Franking credits are a type of tax credit that can be paid by companies to their shareholders. This credit is attached to any dividend and represents the amount of tax paid by the company. It works as a mechanism to prevent double taxation on the income derived by the company and then paid on to investors as a dividend. By definition, a franked dividend has a tax credit attached to it while an unfranked dividend does not.
In Australia, when a company pays out profits to its investors in the form of a franked dividend, it means the company has already paid tax on earnings at a corporate level. This is generally at the current Australian company tax rate of 30% but in some cases will be at the lower corporate rate of 27.5% or 26%, depending on the financial year and the company’s taxable income.
All Australian resident investors are entitled to receive franking credits attached to the dividend of the listed company they hold shares in, but the final amount will depend on their marginal tax rate. If an investor’s marginal tax rate is below the corporate tax rate of 30% (or the lower rate, if applicable), they will generally receive a refund from the Australian Taxation Office (ATO) for the difference. However, if an investor’s marginal tax rate is above the corporate tax rate, the investor will have to pay the difference between their marginal tax rate and the tax already paid by the company.
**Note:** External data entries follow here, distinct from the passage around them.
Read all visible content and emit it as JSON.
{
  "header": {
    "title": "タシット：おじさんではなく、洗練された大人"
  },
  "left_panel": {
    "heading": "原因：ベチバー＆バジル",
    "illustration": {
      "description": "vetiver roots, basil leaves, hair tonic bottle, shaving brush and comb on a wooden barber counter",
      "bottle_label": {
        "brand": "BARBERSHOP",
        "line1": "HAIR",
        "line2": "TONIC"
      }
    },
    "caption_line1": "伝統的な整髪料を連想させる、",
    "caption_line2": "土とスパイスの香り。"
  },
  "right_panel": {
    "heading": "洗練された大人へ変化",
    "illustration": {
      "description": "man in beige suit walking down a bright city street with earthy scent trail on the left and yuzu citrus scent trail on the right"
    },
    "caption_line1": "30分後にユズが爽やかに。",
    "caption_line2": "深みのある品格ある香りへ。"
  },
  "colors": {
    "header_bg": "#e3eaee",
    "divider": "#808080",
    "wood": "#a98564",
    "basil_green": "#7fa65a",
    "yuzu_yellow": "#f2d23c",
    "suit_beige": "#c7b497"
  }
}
Franking credits are therefore typically seen as more valuable to investors on lower tax rates who benefit most.
If a company in Australia makes $100 profit and pays $30 of tax to the ATO (assuming a corporate tax rate of 30%), it has $70 of profit remaining after tax. Depending on the company’s dividend policy and other factors, the company could theoretically pay out the whole $70 to investors in the form of a fully franked dividend together with a $30 franking credit. An investor that is an Australian resident for tax purposes will include in their taxable income the “grossed up” amount of the dividend, ie the dividend of $70 and the franking credit of $30. Where an investor has a tax rate of 0% – such as a pensioner – they will receive a full refund of the franking credits attached to the dividend.
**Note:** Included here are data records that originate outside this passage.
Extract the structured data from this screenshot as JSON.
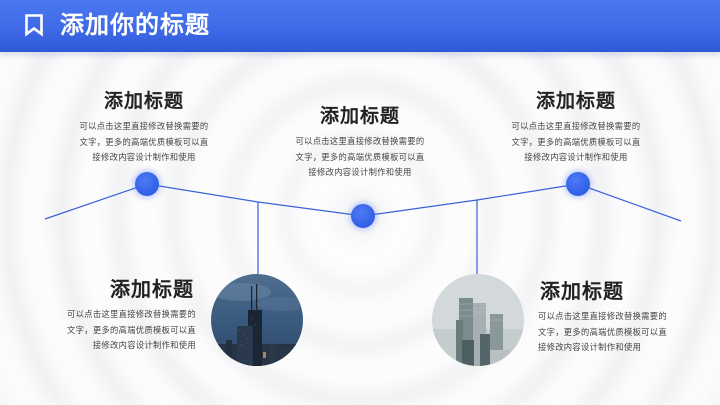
{
  "header": {
    "icon": "bookmark-icon",
    "title": "添加你的标题"
  },
  "colors": {
    "accent": "#3e69e6",
    "header_top": "#4a78f0",
    "header_bottom": "#2f58d6",
    "line": "#3a62d8",
    "title_text": "#222222",
    "body_text": "#444444"
  },
  "timeline": {
    "items": [
      {
        "title": "添加标题",
        "lines": [
          "可以点击这里直接修改替换需要的",
          "文字，更多的高端优质模板可以直",
          "接修改内容设计制作和使用"
        ]
      },
      {
        "title": "添加标题",
        "lines": [
          "可以点击这里直接修改替换需要的",
          "文字，更多的高端优质模板可以直",
          "接修改内容设计制作和使用"
        ]
      },
      {
        "title": "添加标题",
        "lines": [
          "可以点击这里直接修改替换需要的",
          "文字，更多的高端优质模板可以直",
          "接修改内容设计制作和使用"
        ]
      },
      {
        "title": "添加标题",
        "lines": [
          "可以点击这里直接修改替换需要的",
          "文字，更多的高端优质模板可以直",
          "接修改内容设计制作和使用"
        ]
      },
      {
        "title": "添加标题",
        "lines": [
          "可以点击这里直接修改替换需要的",
          "文字，更多的高端优质模板可以直",
          "接修改内容设计制作和使用"
        ]
      }
    ],
    "photos": [
      {
        "icon": "city-skyscraper-photo",
        "tone": "blue dusk"
      },
      {
        "icon": "city-office-towers-photo",
        "tone": "grey mist"
      }
    ]
  }
}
On the other hand, an investor with a marginal tax rate of 47% would need to pay tax on the difference between their personal tax rate (47%) and the corporate tax already paid (30%), which would be 17% on the $70 fully franked dividend and $30 franking credit, a total of $17. This example underlines the value of fully franked dividends and franking credits to investors with a low marginal tax rate, especially retirees searching for additional income in today’s historically low interest rate environment.
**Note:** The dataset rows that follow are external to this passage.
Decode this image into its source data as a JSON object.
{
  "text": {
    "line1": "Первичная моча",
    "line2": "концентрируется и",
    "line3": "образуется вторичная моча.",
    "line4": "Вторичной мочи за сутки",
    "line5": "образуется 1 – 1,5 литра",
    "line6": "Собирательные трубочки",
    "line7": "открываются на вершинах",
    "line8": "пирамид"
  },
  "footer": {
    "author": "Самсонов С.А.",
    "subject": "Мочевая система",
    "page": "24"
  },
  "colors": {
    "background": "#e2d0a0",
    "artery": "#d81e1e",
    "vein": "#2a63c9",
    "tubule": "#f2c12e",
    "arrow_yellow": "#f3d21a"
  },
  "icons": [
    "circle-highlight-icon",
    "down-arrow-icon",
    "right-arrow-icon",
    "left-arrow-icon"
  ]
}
Perpetual Equity Investment Company (PIC) – investing for income
PIC operates as a listed investment company (LIC). A key feature of the LIC structure is the ability for the Board to declare and pay franked dividends.
PIC can earn franking credits through tax paid on realised gains in the portfolio, franked dividends received from Australian listed securities or tax paid on unfranked dividends and dividends received from global listed securities. Given the active management style of the company, the Manager can generally find numerous opportunities throughout the year to realise gains in the portfolio. This generates franking credits for the company once tax is paid on the realised gain.
As a LIC, PIC is able to retain earnings where a profit is made and reinvest them into the portfolio or pay dividends out of profits. Where a LIC can build up both its profits and its franking credit balance, it can provide the opportunity for the Board of the company to ‘smooth’ dividends and declare more consistent dividend amounts to investors. This can also include the ability to pass on franking credits to investors so they will receive the value of the dividend itself plus the additional value associated with the franking credits attached to the dividend.